Knative is delivering an open source serverless framework for event-driven applications, freeing developers to focus on writing code while ignoring the complexities of serverless infrastructure.

The project was spawned at Google and found support from more than 50 companies looking to deliver a developer-friendly solution for building, serving and running serverless applications on Kubernetes.

Knative includes scale-to-zero, autoscaling, in-cluster builds and eventing frameworks for developing cloud-native applications on Kubernetes.

Open Enclave SDK

Microsoft started work on this project, then published the code to GitHub under an open source license.

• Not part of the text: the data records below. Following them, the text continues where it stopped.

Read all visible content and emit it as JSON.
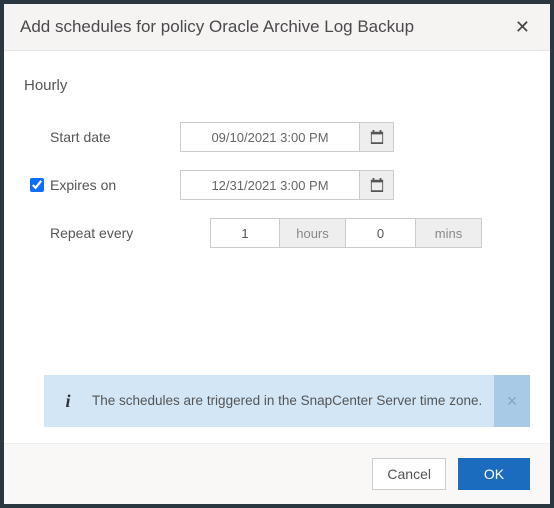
{
  "header": {
    "title": "Add schedules for policy Oracle Archive Log Backup"
  },
  "section_title": "Hourly",
  "fields": {
    "start_date": {
      "label": "Start date",
      "value": "09/10/2021 3:00 PM"
    },
    "expires_on": {
      "label": "Expires on",
      "value": "12/31/2021 3:00 PM",
      "checked": true
    },
    "repeat": {
      "label": "Repeat every",
      "hours_value": "1",
      "hours_unit": "hours",
      "mins_value": "0",
      "mins_unit": "mins"
    }
  },
  "info": {
    "text": "The schedules are triggered in the SnapCenter Server time zone."
  },
  "footer": {
    "cancel": "Cancel",
    "ok": "OK"
  }
}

The Open Enclave SDK implements a unified enclave abstraction that helps developers leverage trusted execution environments to better safeguard code and data. The open source development kit delivers a pluggable, common way to create redistributable applications that secure data in use.

Open Enclave, which supports Linux and Windows hosts, looks to make it easy to write and debug code in trusted execution environments, as well as migrate applications between them.

Prometheus

Prometheus, the second project to graduate from the Cloud Native Computing Foundation after Kubernetes, is becoming a go-to tool for monitoring and instrumenting containers and the applications they enable to be built with microservices architectures.

The event monitoring and alerting software records real-time metrics in a time series database built using a HTTP pull model, with flexible queries and real-time alerting.

Weave Ignite

Weaveworks, a London-based container startup, has built on the Ignite distributed database and Firecracker microVM platform to advance its vision for GitOps-style management of Kubernetes clusters.

Weave Ignite offers an open source virtual machine with a container UX and built-in GitOps management.

The project takes advantage of the lightweight Firecracker virtual machines developed by AWS to optimize security, isolation, speed and resource consumption.

With GitOps methodology, where a Git serves as a single source of truth for describing infrastructure, Weave Ignite can manage VMs declaratively and automatically.